I went to the library today. In fact I went yesterday too, and the day before that. I've been to the library every day this week and every time I'm there the librarian tells me that my membership has expired and I need to bring in some proof of address to show I'm still entitled to belong to the library. This is not a problem but I have forgotten to take any proof every time so far. Now the lady won't issue me any books until I bring in my proof of address. I assured her on my last visit that I hadn't moved, she said that wasn't the point. Now I'm paranoid she thinks I have moved but I love that library so much that I don't want to leave and join another one. I haven't moved I said, I hope you don't think that I've moved but I love this library so much that I can't bear to be separated from it. There's nothing special about this library, I'd happily join another one. As I said this, the lady's chin began to wobble. No, I didn't mean it like that I protested. I love this library, it's very special, not least on account of its proximity to my house and I love the selection of books you have here and postcards of pre-war Kennington and even those books for sale on the trolley as you come in, biographies of rugby players and those trashy romantic pseudo novels - pieces of trash you're trying to sell, these are books that people won't rent out for free, what makes you think that people are going to pay money for them to suffer the embarrassment of keeping them in their homes potentially forever? The lady's glasses began to steam up. No, no don't get me wrong I love these books, yes and to prove it I'm going to buy one, can I buy one? Presmuably I don't need to be a member in order to buy a book - I mean I don't need to join Waterstones to buy something from there. Oh yes, but I just can't decide between The Doctor's Special Touch and Bulletproof Hearts. OK, I'll take them both. There you go.
But I still need to see some proof of I.D the next time you come in.
But I haven't moved I tell you! If I have moved (which I haven't), then I've moved a minimal distance so I'm still well within the catchment area so as far as your concerned I haven't moved at all. I may have moved across the street for example except I haven't or possibly next door but I can't have moved next door as the couple next door haven't moved out so if I have moved next door then I've moved in with the couple, but I would never do that. He's an angry shouty man who smokes a lot of marijuana and she's a whiny idiot. Well, let's just say the lift doesn't exactly go all the way to the top floor. She lives on the second floor so perhaps not such an idiot after all but twice she's asked me to break her door down as she's lost her keys. The other day the police came round because the angry shouty man was angry and shouting at his idiot girlfriend. I listened to the whole scene through my door. What's the trouble? said the policeman. No trouble said the man. We had reports of shouting and possible violence, said the policeman.
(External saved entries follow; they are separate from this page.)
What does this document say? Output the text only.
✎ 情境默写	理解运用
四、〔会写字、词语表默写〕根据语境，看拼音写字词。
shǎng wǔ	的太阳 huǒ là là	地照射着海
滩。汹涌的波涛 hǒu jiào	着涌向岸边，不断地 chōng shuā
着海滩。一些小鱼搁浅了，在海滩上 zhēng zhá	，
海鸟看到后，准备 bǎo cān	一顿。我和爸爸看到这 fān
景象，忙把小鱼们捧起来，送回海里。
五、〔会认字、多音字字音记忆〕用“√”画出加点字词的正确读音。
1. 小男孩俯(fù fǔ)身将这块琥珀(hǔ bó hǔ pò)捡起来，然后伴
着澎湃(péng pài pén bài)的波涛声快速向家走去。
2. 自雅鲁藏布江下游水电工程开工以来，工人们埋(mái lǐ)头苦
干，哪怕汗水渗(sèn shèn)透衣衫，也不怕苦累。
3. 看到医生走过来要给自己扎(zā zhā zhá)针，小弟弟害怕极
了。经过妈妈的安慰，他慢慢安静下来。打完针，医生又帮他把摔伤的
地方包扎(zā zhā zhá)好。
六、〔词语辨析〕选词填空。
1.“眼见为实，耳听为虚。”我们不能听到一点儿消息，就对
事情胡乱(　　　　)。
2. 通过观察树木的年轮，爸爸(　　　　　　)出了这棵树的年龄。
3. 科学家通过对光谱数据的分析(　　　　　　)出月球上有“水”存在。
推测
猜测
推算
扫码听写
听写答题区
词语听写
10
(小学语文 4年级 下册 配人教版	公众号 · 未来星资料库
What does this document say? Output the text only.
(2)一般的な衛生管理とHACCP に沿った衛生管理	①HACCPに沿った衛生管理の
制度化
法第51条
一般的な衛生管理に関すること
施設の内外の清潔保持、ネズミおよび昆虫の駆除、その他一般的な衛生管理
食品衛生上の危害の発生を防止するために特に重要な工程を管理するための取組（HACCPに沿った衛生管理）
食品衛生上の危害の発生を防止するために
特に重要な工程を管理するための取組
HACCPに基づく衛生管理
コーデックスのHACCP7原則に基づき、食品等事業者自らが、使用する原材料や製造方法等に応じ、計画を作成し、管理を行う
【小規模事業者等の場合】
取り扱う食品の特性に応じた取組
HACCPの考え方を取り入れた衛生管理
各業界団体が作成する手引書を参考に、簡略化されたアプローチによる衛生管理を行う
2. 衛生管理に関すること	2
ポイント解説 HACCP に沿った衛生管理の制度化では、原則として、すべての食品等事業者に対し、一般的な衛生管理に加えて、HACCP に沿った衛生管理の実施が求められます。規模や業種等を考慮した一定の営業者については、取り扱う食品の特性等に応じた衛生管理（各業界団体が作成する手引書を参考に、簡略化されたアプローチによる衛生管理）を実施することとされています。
No, no we just had a little argument that's all, no trouble. What was the argument about?
Nothing really, my girlfriend thinks an octopus is a fish that's all. Don't worry, she's an idiot, I told her off that's all.
Then the police detected the smoke in the flat.
You been smoking in there? asked the policeman.
No, no just smoking a little spliff, nothing major said the man.
You understand it's against the law.
No, just having a smoke in my own home, not causing any trouble Officer.
It's actually a criminal offence to smoke, even in your home.
In the privacy of my home Officer, don't worry about anything, just a little argument with my girlfriend, you see she thinks octopus is a fish but I corrected here not a problem.
Look if we have to come back again we're going to take you down to the station do you understand?
The man doesn't understand that his flat is not a sovereign city state independent from the rest of the country and as such is subject to the same laws as the rest of the land and the lady is so stupid she doesn't know what an octopus is and she even put her address on her house keys in case she loses them!
Well if she doesn't lose them, at least she''ll have proof of her address.